URLs are long and error-prone to type, so git provides a way to assign an identifying name to a URL. This identifying name is a named git remote.

For example, origin is the name that is given by default to the URL from which you cloned a repository, and to which you will push changes. You can find the URL associated with the name origin by typing;

git remote get-url origin

I see output;

https://github.com/chryswoods/super_project.git

as I cloned the original GitHub repository. You will see

https://github.com/[YOUR USER NAME]/super_project.git

as you cloned your fork of super_project into your GitHub user space.

You can add as many remotes as you wish, and call them anything you want, e.g.

git remote add fluffy_kitten https://github.com/chryswoods/super_project.git

would add a remote called fluffy_kitten that maps to the URL of the original GitHub repository. And then;

git remote get-url fluffy_kitten

would print out

https://github.com/chryswoods/super_project.git

You can list all of the remotes that have been set for your local repository by typing

git remote

I see

fluffy_kitten
origin

You can get git to show more information using

git remote -v

which, for me, shows

fluffy_kitten   https://github.com/chryswoods/super_project.git (fetch)
fluffy_kitten   https://github.com/chryswoods/super_project.git (push)
origin  https://github.com/chryswoods/super_project.git (fetch)
origin  https://github.com/chryswoods/super_project.git (push)

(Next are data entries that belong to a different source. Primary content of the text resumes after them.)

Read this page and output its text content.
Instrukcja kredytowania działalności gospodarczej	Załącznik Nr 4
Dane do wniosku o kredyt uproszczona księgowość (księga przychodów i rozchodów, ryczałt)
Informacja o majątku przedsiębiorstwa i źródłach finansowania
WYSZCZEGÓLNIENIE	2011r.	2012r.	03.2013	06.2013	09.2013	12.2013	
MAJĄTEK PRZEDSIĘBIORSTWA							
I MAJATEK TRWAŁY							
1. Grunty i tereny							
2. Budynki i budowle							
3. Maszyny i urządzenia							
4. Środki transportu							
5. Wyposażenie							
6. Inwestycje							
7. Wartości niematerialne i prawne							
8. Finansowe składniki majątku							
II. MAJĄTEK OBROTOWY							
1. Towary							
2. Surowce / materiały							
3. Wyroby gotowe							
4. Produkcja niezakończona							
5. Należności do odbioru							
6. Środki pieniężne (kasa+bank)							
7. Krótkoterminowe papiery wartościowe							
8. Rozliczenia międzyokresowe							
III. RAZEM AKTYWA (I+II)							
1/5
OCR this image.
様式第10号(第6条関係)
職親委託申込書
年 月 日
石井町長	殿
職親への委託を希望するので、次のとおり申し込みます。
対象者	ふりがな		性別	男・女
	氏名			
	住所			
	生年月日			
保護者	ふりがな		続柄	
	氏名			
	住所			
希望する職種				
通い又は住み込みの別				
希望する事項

origin is the name of the remote that is used by default for git clone and git push. Indeed, you may remember from the first workshop that there was the command git remote add origin https://github.com/chryswoods/versioned_dir.git that was used as part of initialising the remote GitHub repository, that I told you to copy and paste without understanding. This command set the URL for origin, and then the next command, git push -u origin main told git to use origin as the default label for git push commands.

What is upstream?

origin is the name we give to the remote repository from which we cloned, and to which we push. We know, as humans, that our origin is a fork of another GitHub repository, which is https://github.com/chryswoods/super_project.git. Git does not know this, so we tell git that by creating a new remote that we will call upstream. Do this by typing;

git remote add upstream https://github.com/chryswoods/super_project.git

This creates a new remote, that we call upstream, that refers to the URL of the original remote git repository from which we forked our own local copy. We could have used any name - in this case we followed a convention that upstream is the URL of the original repository from which we forked.

Now, when you type git remote get-url upstream you should see that the URL of the original remote GitHub repository is printed;

https://github.com/chryswoods/super_project.git

Pulling

Why have we created a remote called upstream? The reason is that we can now use this to pull changes that were pushed to the original remote repository, and bring them down to the local working tree and local repository.

I will now make a change to the original remote repository. I will add a new line to planning/stage1.md and will commit and push that to the original GitHub repository…

(if you are not in a live workshop then either watch the video, or fork and clone a friends repository and get them to make some changes)

Take a look in a web browser at the original super_project website. You should see that the new line has been added.

To pull new changes that are committed to another repository, you use the git pull command. The syntax is;

git pull [remote name] [branch name]

where [remote name] is the name of the remote you want to use, and [branch name] will be explained later, but in our case will always be main.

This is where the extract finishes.